Offred may live in a home with a room and a mind of her own, but she’s just as much of a commodity as the Jezebels that we’re introduced to in this episode. Moira (Samira Wiley) may have chosen to become an escort and, in doing so, getting all the booze, drugs and good food she can handle at this high-end brothel. She also knew, though, that it was her last gasp at some sort of pleasure before her inevitable exile to The Colonies or death.
Like all the women who work alongside her, Moira is using the one bit of agency she still has left under this repressive regime: her sexuality. All the other courtesans in this den of ill repute are, according to Commander Waterford, CEOs, journalists and lawyers, among other things. With their livelihoods and rights stripped from them, they had to resort to joining the world’s oldest profession. The indignities they have to put themselves through night after night must feel minor compared to the alternatives.
That’s really what makes the small niceties that the Waterfords mete out to Offred feel almost indecent. It would almost be better to keep smacking her down and forcing her to endure the monthly ritual rather than giving her some small measure of hope through a bit of booze and a women’s magazine or the music box that Mrs. Waterford hands her at the end of the hour. It’s those little gestures intended to make her work just a little bit harder or to make her a little more subservient. “Oh, they can’t be all that bad if they did this for me, right?”
Of the episodes so far, this is the one that feels the most hopeless, the most bleak. Offred may be scratching rebellious notes inside her closet or insisting that she’s not going to be stuck inside a box like the ballerina spinning inside the music box, but the entire episode is more in line with Moira’s resigned commentary that there is no way out for either of them. Luke may have gotten into Canada, but they are stuck too deep in this system to find a way out now. Watching Offred’s determined face before the hour faded to black was as heartbreaking as the single tear that ran down her cheek as she gave into the Commander’s drunken attentions.
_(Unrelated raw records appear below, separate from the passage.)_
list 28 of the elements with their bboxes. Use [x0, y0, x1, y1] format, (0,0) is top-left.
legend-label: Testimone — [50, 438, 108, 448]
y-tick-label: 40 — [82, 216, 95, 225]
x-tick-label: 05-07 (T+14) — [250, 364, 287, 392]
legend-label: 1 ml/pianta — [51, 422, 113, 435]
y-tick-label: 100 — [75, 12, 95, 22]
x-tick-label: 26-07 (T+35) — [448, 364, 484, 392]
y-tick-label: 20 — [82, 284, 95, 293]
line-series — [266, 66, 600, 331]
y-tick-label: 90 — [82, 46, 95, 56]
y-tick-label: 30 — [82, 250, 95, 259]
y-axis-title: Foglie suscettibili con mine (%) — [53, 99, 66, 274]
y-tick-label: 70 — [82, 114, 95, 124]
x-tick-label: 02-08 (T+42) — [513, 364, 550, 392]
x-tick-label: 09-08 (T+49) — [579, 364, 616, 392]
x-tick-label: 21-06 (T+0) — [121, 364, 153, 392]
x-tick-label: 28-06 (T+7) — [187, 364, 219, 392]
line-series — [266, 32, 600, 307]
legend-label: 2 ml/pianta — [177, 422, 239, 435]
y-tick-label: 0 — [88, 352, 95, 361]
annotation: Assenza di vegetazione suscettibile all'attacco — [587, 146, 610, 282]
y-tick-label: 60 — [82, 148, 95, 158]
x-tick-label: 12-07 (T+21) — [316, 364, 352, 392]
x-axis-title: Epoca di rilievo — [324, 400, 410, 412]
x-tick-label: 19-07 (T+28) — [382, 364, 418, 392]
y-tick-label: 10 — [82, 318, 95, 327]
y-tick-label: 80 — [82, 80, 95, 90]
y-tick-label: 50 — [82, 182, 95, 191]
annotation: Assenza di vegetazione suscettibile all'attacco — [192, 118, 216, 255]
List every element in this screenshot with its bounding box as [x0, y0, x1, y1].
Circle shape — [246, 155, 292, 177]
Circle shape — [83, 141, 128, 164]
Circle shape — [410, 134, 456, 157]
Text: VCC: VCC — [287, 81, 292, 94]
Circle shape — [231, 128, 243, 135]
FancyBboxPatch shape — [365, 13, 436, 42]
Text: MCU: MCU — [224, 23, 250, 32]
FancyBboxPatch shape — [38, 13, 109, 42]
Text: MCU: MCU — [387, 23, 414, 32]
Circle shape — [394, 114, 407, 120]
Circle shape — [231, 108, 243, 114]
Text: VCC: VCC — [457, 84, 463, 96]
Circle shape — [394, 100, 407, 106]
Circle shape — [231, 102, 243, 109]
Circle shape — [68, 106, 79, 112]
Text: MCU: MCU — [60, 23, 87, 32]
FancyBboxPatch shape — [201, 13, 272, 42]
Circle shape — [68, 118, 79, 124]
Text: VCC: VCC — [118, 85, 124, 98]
What that leaves me with is a worry about what the next two episodes, and the next season, are going to look like. Are we going to be treated like Offred, given these little glimmers of humanity that will quickly get dashed by the oppression of the world that Margaret Atwood and the series’ creators have dreamed up? How much longer can we keep getting our hopes lifted up and slapped back down again before we give up on the show entirely? No number of cute music cues or moments of titillation feel like enough right now to put this burden on our already weary minds week after week. Great as The Handmaid’s Tale is, if things don’t start improving in the world at large, viewers are surely going to move on to more escapist fare for the sake of their own sanity.